Contract Best Practices
Effective drafting of time and materials (T&M) contracts begins with including essential clauses that provide clarity and protect both parties. A detailed scope description should outline the project's objectives, key deliverables, tasks to be performed, and any explicit exclusions to prevent scope creep, such as specifying that certain ancillary services like landscaping are not covered in a construction project.[14] Rate schedules must specify fixed hourly labor rates for each category (e.g., $75 per hour for skilled crew members) and material markups (e.g., 15% on costs), ensuring transparency and including provisions for subcontractors if applicable.[14][68] Invoicing timelines should be clearly defined, such as bi-weekly submissions supported by timesheets, receipts, and progress reports, to facilitate timely payments and verification.[14] Dispute resolution clauses are crucial, outlining processes like mediation or arbitration in a specific jurisdiction (e.g., Travis County, Texas) to resolve conflicts efficiently without litigation.[14]

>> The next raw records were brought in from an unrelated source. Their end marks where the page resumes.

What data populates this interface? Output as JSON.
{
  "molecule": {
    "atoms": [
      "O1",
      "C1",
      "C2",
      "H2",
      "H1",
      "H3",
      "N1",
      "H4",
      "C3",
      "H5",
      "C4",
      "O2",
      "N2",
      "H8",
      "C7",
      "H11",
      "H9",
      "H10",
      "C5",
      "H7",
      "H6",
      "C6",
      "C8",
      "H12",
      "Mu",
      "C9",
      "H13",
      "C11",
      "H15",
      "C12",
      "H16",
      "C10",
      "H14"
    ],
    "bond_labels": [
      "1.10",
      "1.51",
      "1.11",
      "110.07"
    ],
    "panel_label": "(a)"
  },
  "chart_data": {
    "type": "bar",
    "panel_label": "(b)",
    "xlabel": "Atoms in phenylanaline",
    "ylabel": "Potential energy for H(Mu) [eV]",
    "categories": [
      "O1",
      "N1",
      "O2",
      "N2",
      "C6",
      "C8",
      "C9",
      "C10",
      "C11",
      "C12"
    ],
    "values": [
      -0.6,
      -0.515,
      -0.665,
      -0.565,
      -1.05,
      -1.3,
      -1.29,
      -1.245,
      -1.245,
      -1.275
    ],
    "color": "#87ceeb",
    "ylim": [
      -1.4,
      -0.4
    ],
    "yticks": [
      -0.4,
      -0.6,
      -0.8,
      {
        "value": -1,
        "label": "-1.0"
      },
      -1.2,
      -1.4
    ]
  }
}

Monitoring the execution of T&M contracts requires robust tools and processes to track time and materials accurately. Project management software, such as cloud-based platforms like Autodesk Construction Cloud or Procore, enables real-time tracking of labor hours, material usage, and expenses through features like digital timesheets, dashboards, and mobile apps, reducing errors from manual entry.[68] Regular audits should be conducted to verify 100% of claims, involving reviews of documentation such as timestamped photos and invoices to ensure compliance and detect discrepancies early.[68]
To mitigate risks in T&M contracts, incorporate mechanisms for ongoing oversight and safeguards against cost overruns. Progress reviews should occur at regular intervals, such as every 30 days, allowing stakeholders to assess advancements, adjust scopes if needed, and confirm alignment with the original objectives through collaborative meetings.[68] Termination rights provisions enable either party to end the contract if costs exceed predefined thresholds (e.g., a not-to-exceed ceiling price) or if performance issues arise, with requirements for notice periods and final settlements to minimize financial exposure.[14][68] For government contracts, adherence to Federal Acquisition Regulation (FAR) 16.601 surveillance requirements further ensures cost controls and efficient methods.[1]
Negotiation of T&M contracts should emphasize competitive and sustainable terms to foster long-term success. Start by establishing competitive hourly rates and material costs based on market benchmarks, ensuring they include all components like overhead and profit without hidden fees.[68] For extended projects, build in escalation clauses to account for inflation or market changes, such as a 3% annual increase in rates, subject to mutual agreement and documentation of justifying factors.[14] Additionally, negotiate change order processes upfront to handle unforeseen adjustments transparently, maintaining trust and preventing disputes.[14]